Forum Discussion

JensDeveloper's avatar
JensDeveloper
Contributor II
3 years ago
Solved

Kafka SSL account validation to confluent cloud

Hi,

So I am trying to connect to my env in the confluent cloud using the kafka ssl account configuration.
After doing everything step by step creating the keystore and truststore file and also creating api key secret in confluent cloud and also the right passwords for the trust/keystore files.
https://docs-snaplogic.atlassian.net/wiki/spaces/SD/pages/1802240621/Kafka+SSL+Account

My questions has anyone had a use case that needed to configure kafka ssl acount?
My configurations:

Regards

Jens

accounts
confluent_kafka
  • ptaylor's avatar
    ptaylor
    3 years ago

    Jens,

    I just verified that our instructions work as described for Confluent Cloud accounts:

    What do you mean that “it works with the REST API endpoint”? Our Kafka snaps do not work with the Confluent REST Proxy, which is a low-performance HTTP protocol adapter layer relative to the high-performance binary protocol used by the Kafka brokers. Our account requires the host:port value shown as the Bootstrap server in the Confluent Cloud Cluster settings:

    Your account screenshot is showing several things misconfigured:

    • No keystore or truststore file is required.
    • The Security Protocol must be SASL_SSL, not SASL_PLAINTEXT.
    • The SASL Mechanism must be PLAIN (you have this part correct).
    • The SASL Username or Key and SASL Password or Key must be set to the Key and Secret values obtained when creating the API key in Confluent Kafka. No re-encoding of anything is necessary.

4 Replies

  • ptaylor's avatar
    ptaylor
    Employee
    3 years ago

    Hi Jens,

    Take a closer look at that doc page and under SASL Username or Key you’ll find instructions specific to configuring an account for Confluent Cloud. Note that you don’t need a keystore or truststore file for this use case.

    Patrick

    • JensDeveloper's avatar
      JensDeveloper
      Contributor II
      3 years ago

      Hi @ptaylor,
      Thank you for your input, unfortunately ,
      I already tried this with only the api key and secret but that doesn’t work, also all possible mechanisms and both encrypted as base64 code. Because it works with the REST API endpoint but not with the ssl account and bootstrap server endpoint.

      Regards

      Jens

      • ptaylor's avatar
        ptaylor
        Employee
        3 years ago

        Jens,

        I just verified that our instructions work as described for Confluent Cloud accounts:

        What do you mean that “it works with the REST API endpoint”? Our Kafka snaps do not work with the Confluent REST Proxy, which is a low-performance HTTP protocol adapter layer relative to the high-performance binary protocol used by the Kafka brokers.
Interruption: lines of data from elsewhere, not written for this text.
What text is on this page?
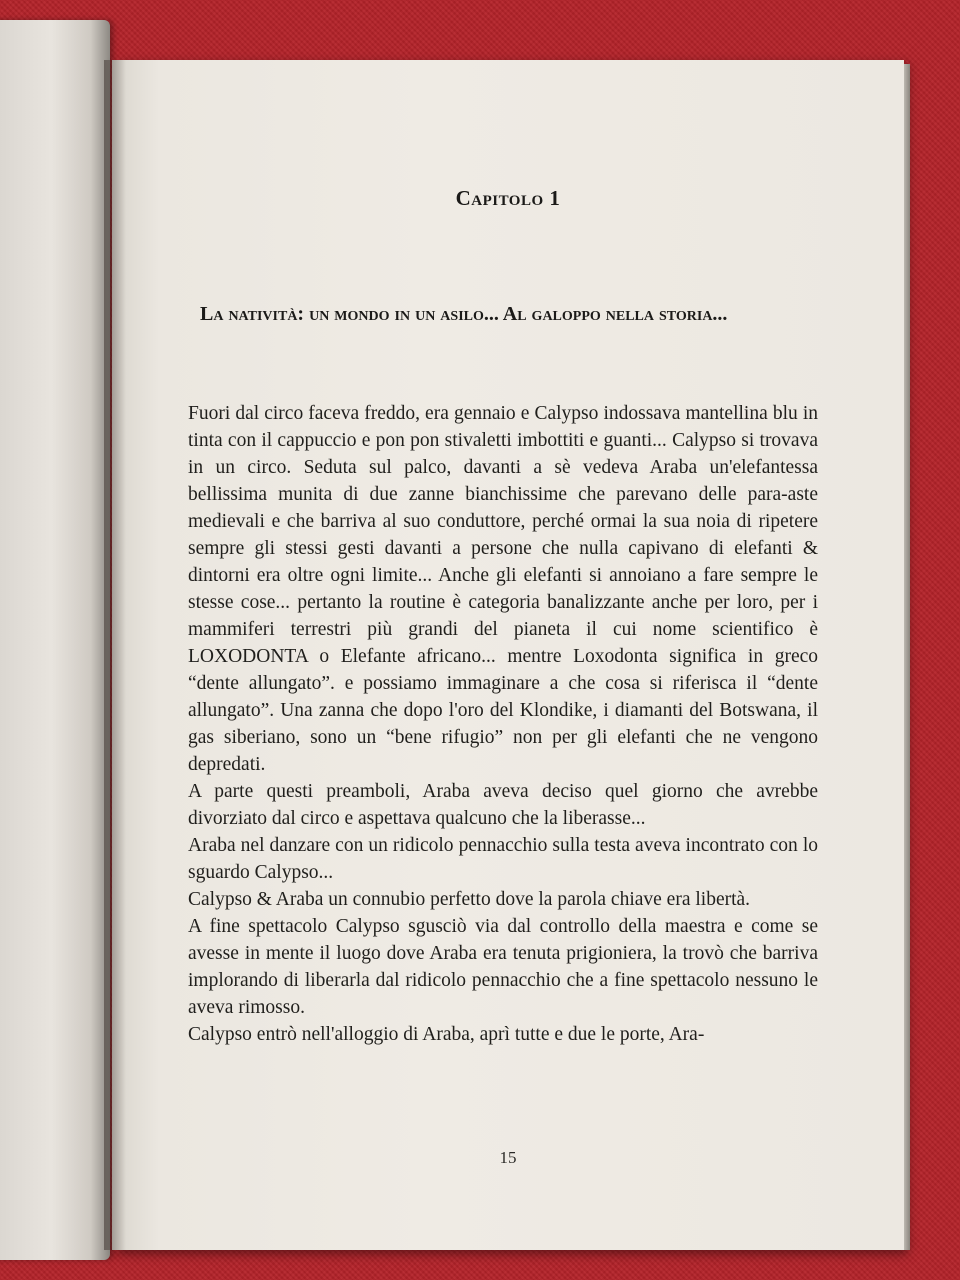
Capitolo 1
La natività: un mondo in un asilo... Al galoppo nella storia...

Fuori dal circo faceva freddo, era gennaio e Calypso indossava mantellina blu in tinta con il cappuccio e pon pon stivaletti imbottiti e guanti... Calypso si trovava in un circo. Seduta sul palco, davanti a sè vedeva Araba un'elefantessa bellissima munita di due zanne bianchissime che parevano delle para-aste medievali e che barriva al suo conduttore, perché ormai la sua noia di ripetere sempre gli stessi gesti davanti a persone che nulla capivano di elefanti & dintorni era oltre ogni limite... Anche gli elefanti si annoiano a fare sempre le stesse cose... pertanto la routine è categoria banalizzante anche per loro, per i mammiferi terrestri più grandi del pianeta il cui nome scientifico è LOXODONTA o Elefante africano... mentre Loxodonta significa in greco “dente allungato”. e possiamo immaginare a che cosa si riferisca il “dente allungato”. Una zanna che dopo l'oro del Klondike, i diamanti del Botswana, il gas siberiano, sono un “bene rifugio” non per gli elefanti che ne vengono depredati.

A parte questi preamboli, Araba aveva deciso quel giorno che avrebbe divorziato dal circo e aspettava qualcuno che la liberasse...

Araba nel danzare con un ridicolo pennacchio sulla testa aveva incontrato con lo sguardo Calypso...

Calypso & Araba un connubio perfetto dove la parola chiave era libertà.

A fine spettacolo Calypso sgusciò via dal controllo della maestra e come se avesse in mente il luogo dove Araba era tenuta prigioniera, la trovò che barriva implorando di liberarla dal ridicolo pennacchio che a fine spettacolo nessuno le aveva rimosso.

Calypso entrò nell'alloggio di Araba, aprì tutte e due le porte, Ara-

15
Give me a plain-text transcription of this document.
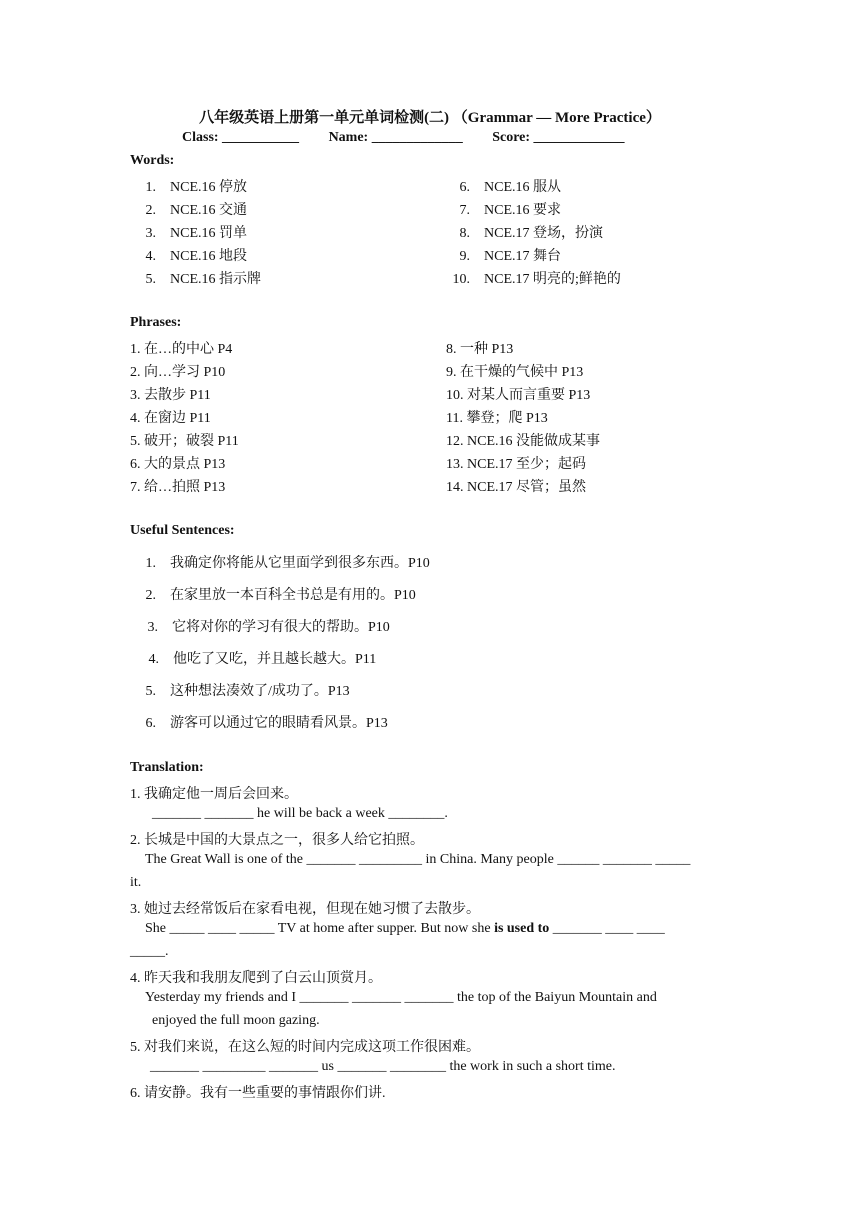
八年级英语上册第一单元单词检测(二) （Grammar — More Practice）
Class: ___________ Name: _____________ Score: _____________
Words:
1. NCE.16 停放
2. NCE.16 交通
3. NCE.16 罚单
4. NCE.16 地段
5. NCE.16 指示牌
6. NCE.16 服从
7. NCE.16 要求
8. NCE.17 登场，扮演
9. NCE.17 舞台
10. NCE.17 明亮的;鲜艳的
Phrases:
1. 在…的中心 P4
2. 向…学习 P10
3. 去散步 P11
4. 在窗边 P11
5. 破开；破裂 P11
6. 大的景点 P13
7. 给…拍照 P13
8. 一种 P13
9. 在干燥的气候中 P13
10. 对某人而言重要 P13
11. 攀登；爬 P13
12. NCE.16 没能做成某事
13. NCE.17 至少；起码
14. NCE.17 尽管；虽然
Useful Sentences:
1. 我确定你将能从它里面学到很多东西。P10
2. 在家里放一本百科全书总是有用的。P10
3. 它将对你的学习有很大的帮助。P10
4. 他吃了又吃，并且越长越大。P11
5. 这种想法凑效了/成功了。P13
6. 游客可以通过它的眼睛看风景。P13
Translation:
1. 我确定他一周后会回来。
_______ _______ he will be back a week ________.
2. 长城是中国的大景点之一，很多人给它拍照。
The Great Wall is one of the _______ _________ in China. Many people ______ _______ _____
it.
3. 她过去经常饭后在家看电视，但现在她习惯了去散步。
She _____ ____ _____ TV at home after supper. But now she is used to _______ ____ ____
_____.
4. 昨天我和我朋友爬到了白云山顶赏月。
Yesterday my friends and I _______ _______ _______ the top of the Baiyun Mountain and
enjoyed the full moon gazing.
5. 对我们来说，在这么短的时间内完成这项工作很困难。
_______ _________ _______ us _______ ________ the work in such a short time.
6. 请安静。我有一些重要的事情跟你们讲.
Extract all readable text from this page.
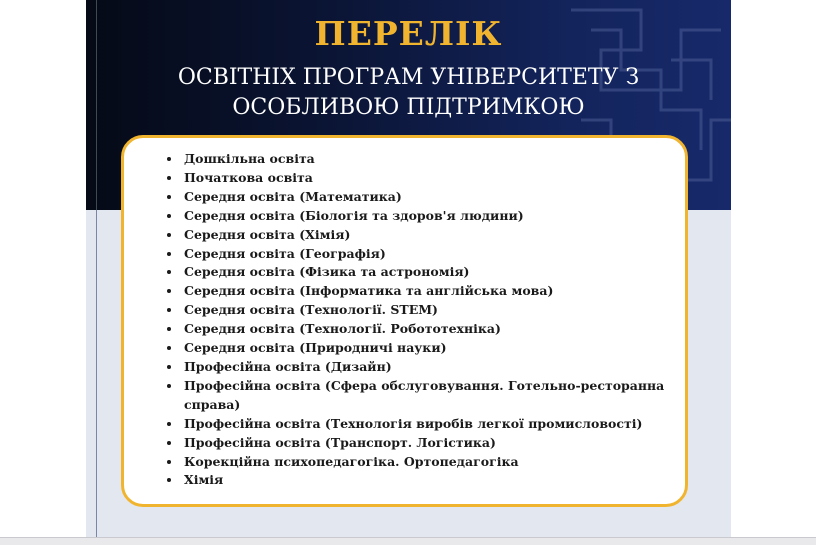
ПЕРЕЛІК
ОСВІТНІХ ПРОГРАМ УНІВЕРСИТЕТУ З
ОСОБЛИВОЮ ПІДТРИМКОЮ
• Дошкільна освіта
• Початкова освіта
• Середня освіта (Математика)
• Середня освіта (Біологія та здоров'я людини)
• Середня освіта (Хімія)
• Середня освіта (Географія)
• Середня освіта (Фізика та астрономія)
• Середня освіта (Інформатика та англійська мова)
• Середня освіта (Технології. STEM)
• Середня освіта (Технології. Робототехніка)
• Середня освіта (Природничі науки)
• Професійна освіта (Дизайн)
• Професійна освіта (Сфера обслуговування. Готельно-ресторанна справа)
• Професійна освіта (Технологія виробів легкої промисловості)
• Професійна освіта (Транспорт. Логістика)
• Корекційна психопедагогіка. Ортопедагогіка
• Хімія
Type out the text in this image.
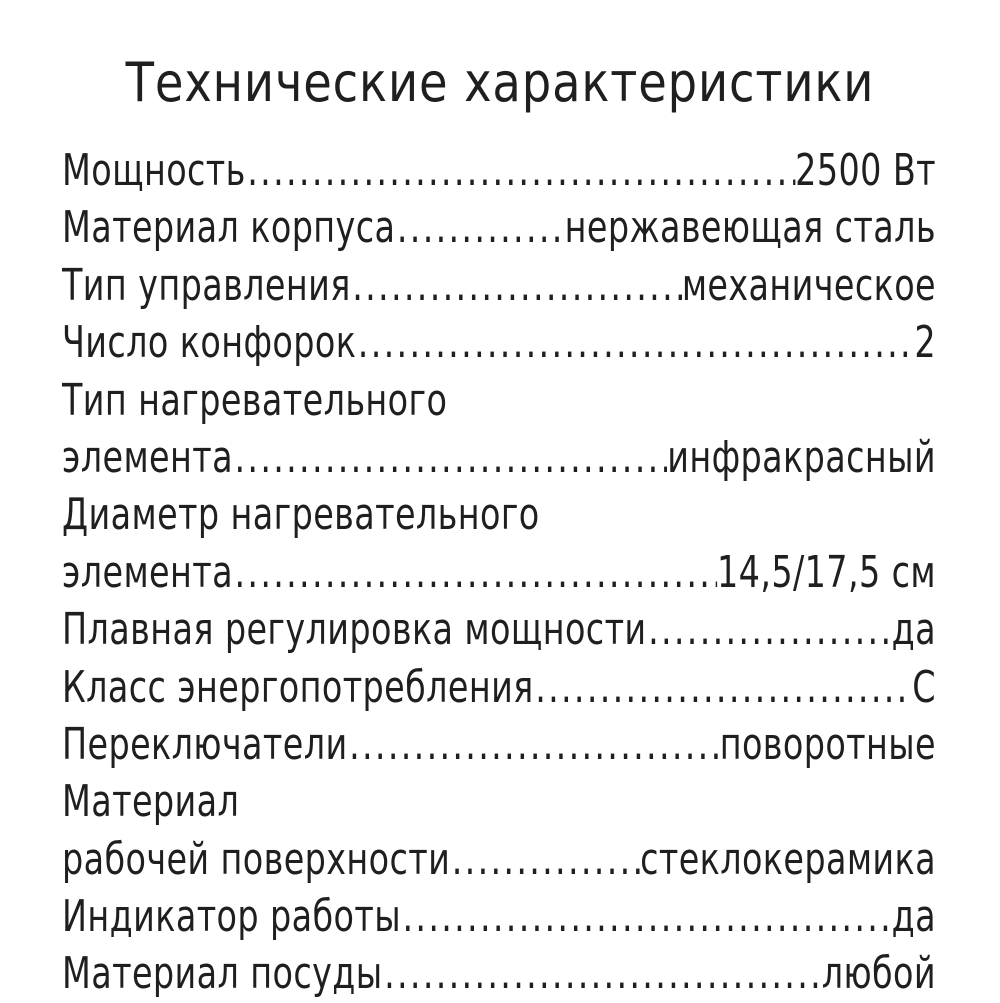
Технические характеристики
Мощность .....	2500 Вт
Материал корпуса .....	нержавеющая сталь
Тип управления .....	механическое
Число конфорок .....	2
Тип нагревательного
элемента .....	инфракрасный
Диаметр нагревательного
элемента .....	14,5/17,5 см
Плавная регулировка мощности .....	да
Класс энергопотребления .....	C
Переключатели .....	поворотные
Материал
рабочей поверхности .....	стеклокерамика
Индикатор работы .....	да
Материал посуды .....	любой
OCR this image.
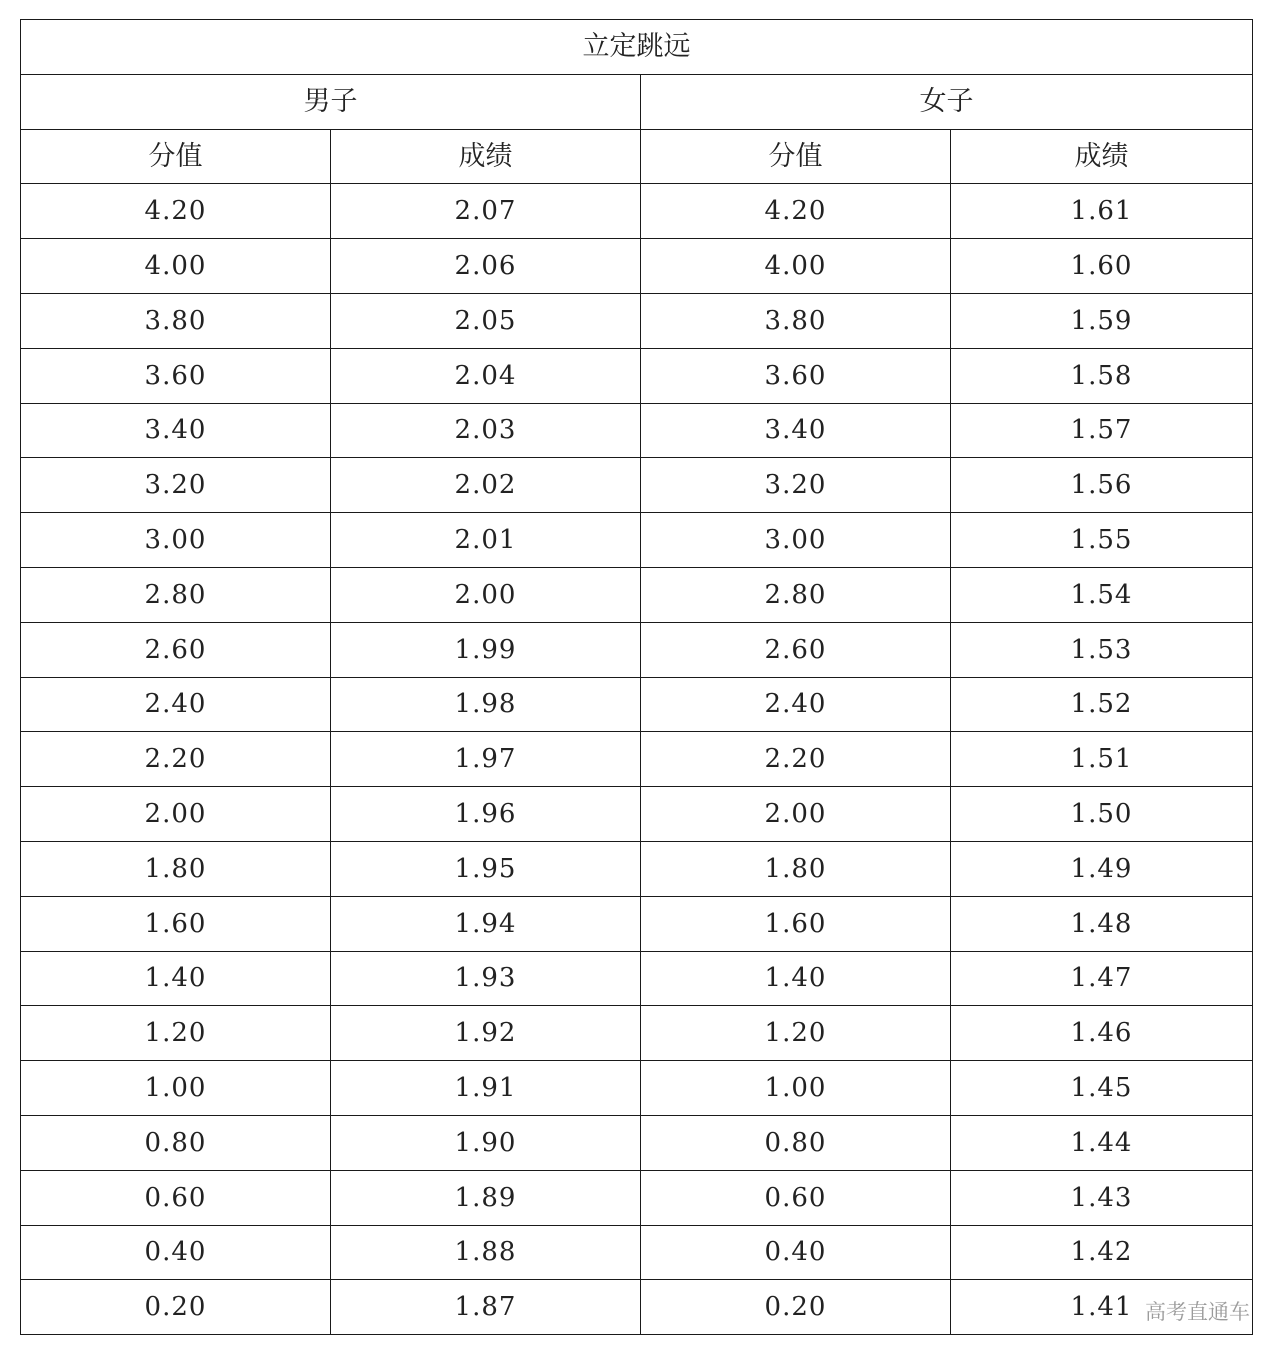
立定跳远			
男子		女子	
分值	成绩	分值	成绩
4.20	2.07	4.20	1.61
4.00	2.06	4.00	1.60
3.80	2.05	3.80	1.59
3.60	2.04	3.60	1.58
3.40	2.03	3.40	1.57
3.20	2.02	3.20	1.56
3.00	2.01	3.00	1.55
2.80	2.00	2.80	1.54
2.60	1.99	2.60	1.53
2.40	1.98	2.40	1.52
2.20	1.97	2.20	1.51
2.00	1.96	2.00	1.50
1.80	1.95	1.80	1.49
1.60	1.94	1.60	1.48
1.40	1.93	1.40	1.47
1.20	1.92	1.20	1.46
1.00	1.91	1.00	1.45
0.80	1.90	0.80	1.44
0.60	1.89	0.60	1.43
0.40	1.88	0.40	1.42
0.20	1.87	0.20	1.41 高考直通车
Our account requires the host:port value shown as the Bootstrap server in the Confluent Cloud Cluster settings:

        Your account screenshot is showing several things misconfigured:

        • No keystore or truststore file is required.
        • The Security Protocol must be SASL_SSL, not SASL_PLAINTEXT.
        • The SASL Mechanism must be PLAIN (you have this part correct).
        • The SASL Username or Key and SASL Password or Key must be set to the Key and Secret values obtained when creating the API key in Confluent Kafka. No re-encoding of anything is necessary.